Legislative Alert | Health Care

Letter Opposing Proposed Changes to "Surprise Medical Bill" Legislation

Dear Representative:

On behalf of the AFL-CIO, I urge you to oppose proposed changes to “surprise medical bill” legislation that would increase health insurance premiums for working people. Proposals to expand the use of arbitration or dispute resolution to determine provider payment will inflate physician and private equity profits at the expense of consumers.

The surprise medical bill problem must be resolved both by protecting consumers from bearing the brunt of unexpected out-of-pocket expenses for medical services and by addressing the market failure that allows these unreasonable charges to occur. The legislative proposals now under discussion by the House Education and Labor and Ways and Means committees appear to offer adequate protections for individual consumers who face unexpected expenses, but the degree to which excessive provider charges will be addressed is in question.

Studies conducted by researchers at Yale and USC-Brookings point to excessive physician and provider charges as the root cause of this market failure. Providers can charge high prices because demand is “inelastic” when patients cannot make a choice during an emergency or acute care situation. Unfortunately, private equity firms have moved to exploit this market failure as a profit opportunity, and research has shown that as private equity moves in, provider charges surge as much as 82 percent.
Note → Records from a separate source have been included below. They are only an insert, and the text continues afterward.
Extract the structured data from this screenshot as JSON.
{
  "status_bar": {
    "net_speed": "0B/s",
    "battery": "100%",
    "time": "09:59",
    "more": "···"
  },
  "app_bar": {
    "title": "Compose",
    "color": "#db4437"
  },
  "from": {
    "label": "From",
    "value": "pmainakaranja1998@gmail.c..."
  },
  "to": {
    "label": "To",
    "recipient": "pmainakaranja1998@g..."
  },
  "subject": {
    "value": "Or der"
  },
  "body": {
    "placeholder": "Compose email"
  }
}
Other analysis shows that efforts to ameliorate provider prices for just four physician specialties often engaged in surprise billing would save people with employment-based coverage approximately $40 billion annually.
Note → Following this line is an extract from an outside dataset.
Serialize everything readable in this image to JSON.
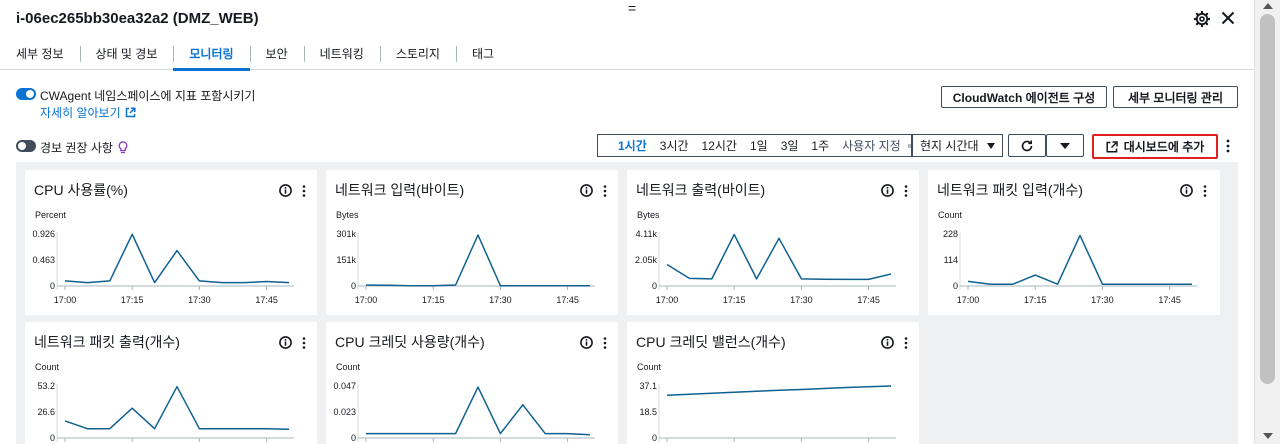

It is alarming that provisions to limit providers from charging inflated rates appear to be under attack. The bipartisan proposal put forward by the House Energy and Commerce and Senate Health, Education, Labor, and Pensions committees in December included an Independent Dispute Resolution (IDR) process to appeal to provider groups that are concerned about accepting average, market-determined rates for their services. The proposal included some reasonable restrictions on providers’ use of IDR to obtain higher payments, including limiting IDR to claims greater than $750, instructing arbiters to consider the market share of providers, and imposing a “cooling off period” to avoid potential abuse of the process. At a minimum, these limitations on IDR should be preserved.

The optimal approach for addressing this market failure is to employ a payment benchmark to resolve these disputes. Employing a benchmark set at 125% of the rates paid by Medicare would incentivize providers to negotiate with health plans and arrive at a market-based rate that is not inflationary. Higher benchmarks, such as median contracted rates, are better than the IDR approach, but provide less incentive for providers to negotiate with payers.

As surprise medical bills legislation moves through the House of Representatives, we urge you to support an approach that employs a strong payment benchmark and avoids the use of IDR to determine provider payments. This kind of solution will protect consumers from surprise bills without increasing overall health care costs for working people.